アサヒの部屋の前に降り立った二人は、そのまま団欒室へ向かう。
「(この気配……)」
九尾隊ではない別の者の気配を感じたアサヒは、ナツメの顔にお面をつけてから扉を開いた。
「おかえり!アサヒ、ナツメ。カゲロウが来てるよ。街の盗人を捕まえてくれたんだ」
優しい声色で二人を迎えるシキ。そしてその横には見覚えのある狼妖怪が座っており、ナツメは思わず指をさした。
「えっ!?あ!お前!お前がカゲロウって奴だったの!?」
ナツメがそう言うと、カゲロウはぼーっとした表情から一変し、嬉しそうに立ち上がってナツメの目の前に飛ぶ勢いで近付く。
「君はあの時のお面の子!九尾隊の子だったんだね、良かった。もう二度と会えないと思ったから……」
カゲロウはそう言ってナツメの手を握って笑みを浮かべると、アサヒは顔を引き攣らせる。
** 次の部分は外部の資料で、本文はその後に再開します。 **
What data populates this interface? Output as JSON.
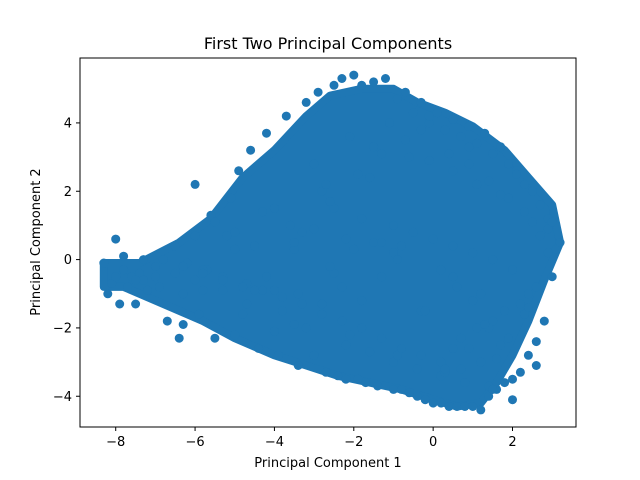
{
  "chart_data": {
    "type": "scatter",
    "title": "First Two Principal Components",
    "xlabel": "Principal Component 1",
    "ylabel": "Principal Component 2",
    "xlim": [
      -8.9,
      3.6
    ],
    "ylim": [
      -4.9,
      5.9
    ],
    "xticks": [
      -8,
      -6,
      -4,
      -2,
      0,
      2
    ],
    "yticks": [
      -4,
      -2,
      0,
      2,
      4
    ],
    "xtick_labels": [
      "−8",
      "−6",
      "−4",
      "−2",
      "0",
      "2"
    ],
    "ytick_labels": [
      "−4",
      "−2",
      "0",
      "2",
      "4"
    ],
    "grid": false,
    "marker_color": "#1f77b4",
    "series": [
      {
        "x": [
          -8.3,
          -8.2,
          -8.1,
          -8.0,
          -7.9,
          -7.8,
          -7.7,
          -7.6,
          -7.5,
          -7.4,
          -7.3,
          -7.2,
          -7.0,
          -6.9,
          -6.7,
          -6.5,
          -6.4,
          -6.3,
          -6.2,
          -6.0,
          -5.9,
          -5.8,
          -5.6,
          -5.5,
          -5.3,
          -5.1,
          -5.0,
          -4.9,
          -4.7,
          -4.6,
          -4.4,
          -4.2,
          -4.0,
          -3.9,
          -3.7,
          -3.5,
          -3.4,
          -3.2,
          -3.0,
          -2.9,
          -2.7,
          -2.5,
          -2.4,
          -2.3,
          -2.2,
          -2.0,
          -1.9,
          -1.8,
          -1.7,
          -1.5,
          -1.4,
          -1.2,
          -1.0,
          -0.9,
          -0.8,
          -0.7,
          -0.6,
          -0.5,
          -0.4,
          -0.3,
          -0.2,
          -0.1,
          0.0,
          0.1,
          0.2,
          0.3,
          0.4,
          0.5,
          0.6,
          0.7,
          0.8,
          0.9,
          1.0,
          1.1,
          1.2,
          1.3,
          1.4,
          1.5,
          1.6,
          1.7,
          1.8,
          1.9,
          2.0,
          2.1,
          2.2,
          2.3,
          2.4,
          2.5,
          2.6,
          2.7,
          2.8,
          2.9,
          3.0,
          3.1,
          3.2,
          -6.3,
          -6.0,
          -5.7,
          -5.3,
          -4.8,
          -4.5,
          -4.0,
          -3.6,
          -3.2,
          -2.8,
          -2.5,
          -2.2,
          -1.9,
          -1.6,
          -1.3,
          -1.0,
          -0.7,
          -0.4,
          -0.1,
          0.2,
          0.5,
          0.8,
          1.1,
          1.4,
          1.7,
          2.0,
          2.3,
          2.6,
          2.9,
          -5.8,
          -5.2,
          -4.7,
          -4.3,
          -3.8,
          -3.3,
          -2.7,
          -2.1,
          -1.5,
          -0.9,
          -0.3,
          0.3,
          0.9,
          1.5,
          2.1,
          2.7,
          -3.5,
          -3.0,
          -2.6,
          -2.1,
          -1.6,
          -1.1,
          -0.6,
          -0.1,
          0.4,
          0.9,
          1.4,
          1.9,
          -2.2,
          -1.8,
          -1.3,
          -0.8,
          -0.3,
          0.2,
          0.7,
          1.2,
          1.6,
          0.5,
          1.0,
          1.5,
          1.9,
          2.3,
          2.6,
          2.9,
          2.4,
          1.7,
          1.2,
          0.7,
          0.2,
          -0.3,
          -0.8,
          -1.3,
          -1.8,
          -2.3,
          -2.8,
          -3.3,
          -3.8,
          -4.3,
          -4.8,
          -5.3,
          -5.8,
          -6.3,
          -6.8,
          -7.3,
          -7.8,
          -2.0,
          -1.5,
          -1.0,
          -0.5,
          0.0,
          0.5,
          1.0,
          1.5,
          2.0,
          2.5,
          -4.0,
          -3.5,
          -3.0,
          -2.5,
          -6.5,
          -6.0,
          -5.5,
          -5.0,
          -4.5,
          -7.0,
          -7.5,
          -8.0,
          -5.0,
          -4.2,
          -3.4,
          -2.6,
          -1.8,
          -1.0,
          -0.2,
          0.6,
          1.4,
          2.2,
          3.0,
          -1.3,
          -0.9,
          -2.8,
          -2.3,
          0.5,
          1.1,
          1.8,
          2.4,
          1.3,
          0.9,
          0.3
        ],
        "y": [
          -0.1,
          -1.0,
          -0.7,
          -0.5,
          -1.3,
          -0.3,
          -0.8,
          -0.5,
          -1.3,
          -0.4,
          -0.6,
          -0.9,
          -0.2,
          -0.8,
          -1.8,
          -0.4,
          -2.3,
          -1.9,
          -0.1,
          2.2,
          -1.6,
          -0.9,
          1.3,
          -2.3,
          -0.5,
          1.8,
          -2.2,
          2.6,
          -1.3,
          3.2,
          -2.6,
          3.7,
          -0.9,
          -2.8,
          4.2,
          -1.9,
          -3.1,
          4.6,
          -2.8,
          4.9,
          -3.3,
          5.1,
          -3.4,
          5.3,
          -3.5,
          5.4,
          -3.5,
          5.1,
          -3.6,
          5.2,
          -3.7,
          5.3,
          -3.8,
          4.7,
          -3.8,
          4.9,
          -3.9,
          4.3,
          -4.0,
          4.6,
          -4.1,
          4.0,
          -4.2,
          4.3,
          -4.2,
          3.8,
          -4.3,
          4.1,
          -4.3,
          3.6,
          -4.3,
          3.9,
          -4.3,
          3.4,
          -4.4,
          3.7,
          -4.0,
          3.1,
          -3.8,
          3.3,
          -3.6,
          2.8,
          -4.1,
          2.6,
          -3.3,
          2.2,
          -2.8,
          2.0,
          -2.4,
          1.6,
          -1.8,
          1.2,
          -0.5,
          0.3,
          0.5,
          -1.0,
          -0.6,
          -0.3,
          -0.9,
          -1.6,
          0.4,
          -2.1,
          1.0,
          -2.0,
          2.0,
          1.5,
          -2.5,
          2.5,
          -2.7,
          3.1,
          -3.0,
          3.5,
          -3.2,
          2.9,
          -3.4,
          2.6,
          -3.6,
          2.2,
          -3.7,
          1.9,
          -3.5,
          1.4,
          -3.1,
          0.9,
          -0.3,
          0.7,
          -0.7,
          1.4,
          -1.5,
          0.8,
          2.2,
          -2.2,
          3.3,
          -2.8,
          3.8,
          -3.3,
          3.3,
          -3.8,
          2.5,
          0.7,
          0.3,
          2.8,
          1.7,
          3.6,
          2.4,
          4.0,
          3.0,
          4.2,
          3.1,
          2.8,
          2.3,
          1.8,
          0.6,
          1.2,
          -0.5,
          0.4,
          -1.5,
          -0.3,
          -2.3,
          -1.0,
          -2.9,
          -0.5,
          -1.2,
          -1.8,
          -2.3,
          -1.6,
          -0.8,
          0.2,
          -1.4,
          -2.5,
          -3.0,
          -3.2,
          -3.0,
          -2.8,
          -2.6,
          -2.3,
          -2.0,
          -1.8,
          -1.6,
          -1.3,
          -1.1,
          -0.9,
          -0.8,
          -0.6,
          -0.4,
          -0.2,
          0.0,
          0.0,
          0.1,
          0.3,
          0.5,
          1.0,
          0.8,
          0.6,
          0.4,
          0.2,
          0.0,
          -0.3,
          1.1,
          1.5,
          0.5,
          0.9,
          -0.4,
          0.4,
          0.7,
          1.1,
          0.3,
          -0.9,
          -0.5,
          -0.6,
          0.6,
          0.8,
          -0.5,
          -1.0,
          -0.2,
          -1.2,
          0.2,
          -1.5,
          -0.8,
          -2.0,
          -1.3,
          1.1,
          0.5,
          0.0,
          -1.3,
          -0.8,
          -2.6,
          -2.0,
          -1.5,
          -1.0,
          -1.9,
          -2.6,
          -3.2
        ]
      }
    ]
  }
}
「やっぱりこれは運命だと思う。さっきも言ったけど、僕と結婚して!」
カゲロウがそう言い放つと、ナツメは顔を赤くし目を見開いた。アサヒは更に顔を引き攣らせて拳を握り目をひくつかせる。
「……なっ!?また変なこと言ってる!」
ナツメは慌ててその手を振り解くと、動揺した表情を浮かべて狼狽えた。
「(また?)おいカゲロウ。お前ナツメを知ってるのか?」
アサヒはあくまでも冷静にそう問いかけるが、ナツメの前に立ちナツメを隠すような態度をとったため、シキはそれを見て微笑む。
「うん」
カゲロウはアサヒの問いかけに頷くと、体を横に傾けてナツメの様子を伺った。
「君、ナツメって言うんだ」
「う、うん」
ナツメは困ったように返事を返すと、丁度そこにヨルが現れる。
「よぉー。着いたぜー。おお、カゲロウもういるじゃねーか……って、なんだこの空気」
苛ついた表情を浮かべカゲロウを睨むアサヒと、普段大人しく感情をあまり表に出さないカゲロウがナツメを愛おしそうに見つめる姿に、ヨルは首を傾げた。
「ナツメ、お前カゲロウとどっかで会ったのか」
アサヒがそう問いかけると、ナツメはビクッと体を震わせ小さく頷く。
「さっきはぐれたときに……少しだけ」
ナツメはアサヒと目を合わせずそう答えると、カゲロウは懐から金魚を三匹取り出してナツメに見せる。袋の中の水で泳ぐ金魚が、落ちかけの夕陽の光で輝いた。
「これ、ありがとう」
カゲロウは小さくお礼を言ってナツメを見下ろすと、アサヒはナツメを守るようにして片腕を広げそれ以上近寄らせないようのする。
「カゲロウ……コイツは俺のだ。何があったか知らねーが、いきなり求婚してんじゃねーよ馬鹿」
アサヒは独占欲を全面に出して牙を出しながらそう言い放つと、カゲロウはじとっとした目でアサヒを見る。